Согласие поужинать с Меиром поставило меня в трудное положение. Что я должен делать? В конце концов пришло решение. Сначала я делаю предложение Яэли, а потом мы едем в отель к Меиру.
Я поехал за Яэлью на штабной машине. Вроде все решено, но когда мы встретились, так смутился, что язык прилип к нёбу. Я пытался ходить окольными путями, спрашивал, где бы она хотела жить, в Реховоте или на горе Кармель. Хотела бы она побывать у меня в семье в Канаде? Так я и ходил вокруг да около, не решаясь задать прямой вопрос. Бен Дункельман, гордящийся своей прямотой и открытостью, не мог пошевелить языком, не мог сказать то, что должен был сказать!
Дорога оказалась слишком короткой, чтобы успеть справиться с нерешительностью. Мы подъехали к отелю прежде, чем я добрался до основной темы разговора. Я вышел из машины, проклиная свою трусость.

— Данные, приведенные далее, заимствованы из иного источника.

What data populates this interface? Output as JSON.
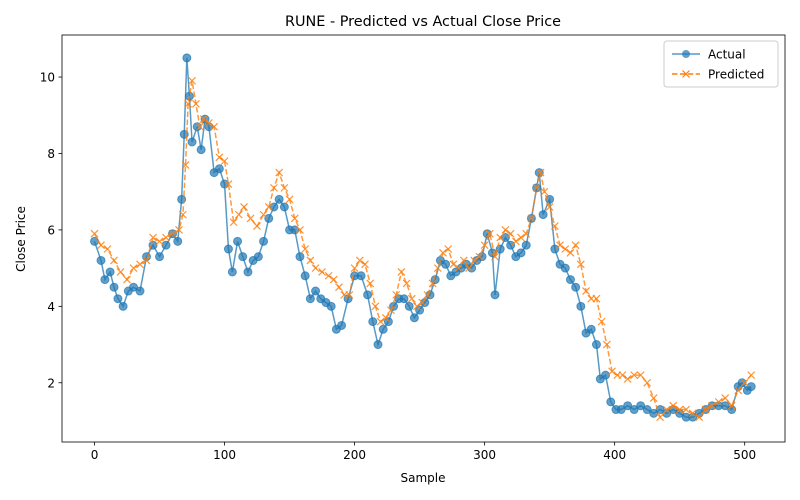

Уже наступил вечер, отель был затемнен. Меир ждал нас на улице, и я представил Яэль. Реакция Меира была типичной: поскольку там, где мы стояли, было темно, он взял ее за руку, провел в отель, посадил под лампу и подверг внимательнейшему изучению. Затем лицо его расплылось в широкой улыбке, и он провозгласил: «По мне она определенно в полном порядке. Можно я позвоню твоей матери, обрадую ее хорошей новостью?»
Я скорчился. В этот момент ни моей матери, ни кому-либо другому говорить в этом смысле было нечего. Я еще не решился сделать предложение Яэли и мог только догадываться каков будет ответ. Пока мои откровенные намеки и неявные вопросы не вызвали никакой реакции.
Не обращая внимания на мое смущение, Меир продолжал давить на меня, наступая коваными сапогами на хорошие манеры и наши переживания. «Вос вартс ду? - перешел он на идиш, - Чего ты ждешь? Где вы собираетесь жить?» Он все лучше понимал, что мы значим друг для друга и не скрывал своих мыслей. Расспросы продолжались: «В чем дело? Ты не любишь эту девушку?». Тут же, не дожидаясь ответа, поворачивался к Яэли и подвергал ее параллельному допросу. «В чем дело? Не можете принять решение?», – ругал он ее. К счастью, Яэль не первый раз сталкивалась с ним и не была совсем уж не подготовлена к такой манере общения. Была маленькая хитрость в этих выпадах, вызванных хорошими побуждениями. Мое смущение и неудобство росли с каждой минутой. Я чувствовал, вероятно по какой-то причине, что весь зал с интересом следит за нашим разговором, поскольку Меир не умел говорить шепотом...
В конце концов мое терпение кончилось. Когда внимание Меира переключилось на что-то другое, я отчаянно прошептал Яэли: «Ты не возражаешь?» Получив безмолвный утвердительный кивок, гордо объявил: «Яэль и я собираемся пожениться!» Прошло около месяца с того дня как Яэль пришла с пакетом в мой штаб и встретила такой грубый прием.
Мейер, конечно, пришел в восторг. Крикнув: «Я должен сказать Розе», - он побежал давать телеграмму моей матери. Вернулся в замечательном настроении все еще агрессивно любопытный. Почему мы не сказали ему сразу, хотел бы он знать. Не верил в желание держать это в секрете. Я уверен, что еще меньше поверил бы он в то, что предложение было сделано только что, прямо за этим столом, пока он справлялся у официанта о десерте. С того ужина в отеле «Лев Харкармель» Меир всегда настаивал, что сделал предложение за меня. Хотя это и гипербола, он может справедливо утверждать, что именно ситуация придала значительную силу его настойчивости.
В тот вечер я слегка отомстил Меиру за его штурмовую тактику. Поскольку у меня не было с собой денег, он должен был дать мне в долг для покупки свадебных колец. Эта ссуда была уникальна в своем роде. Я член правления Института Вейцмана, группы, которая отвечает за сбор средств в его фонд. Уверен, что я единственный, кто совершил обратный процесс – одолжил деньги у правления.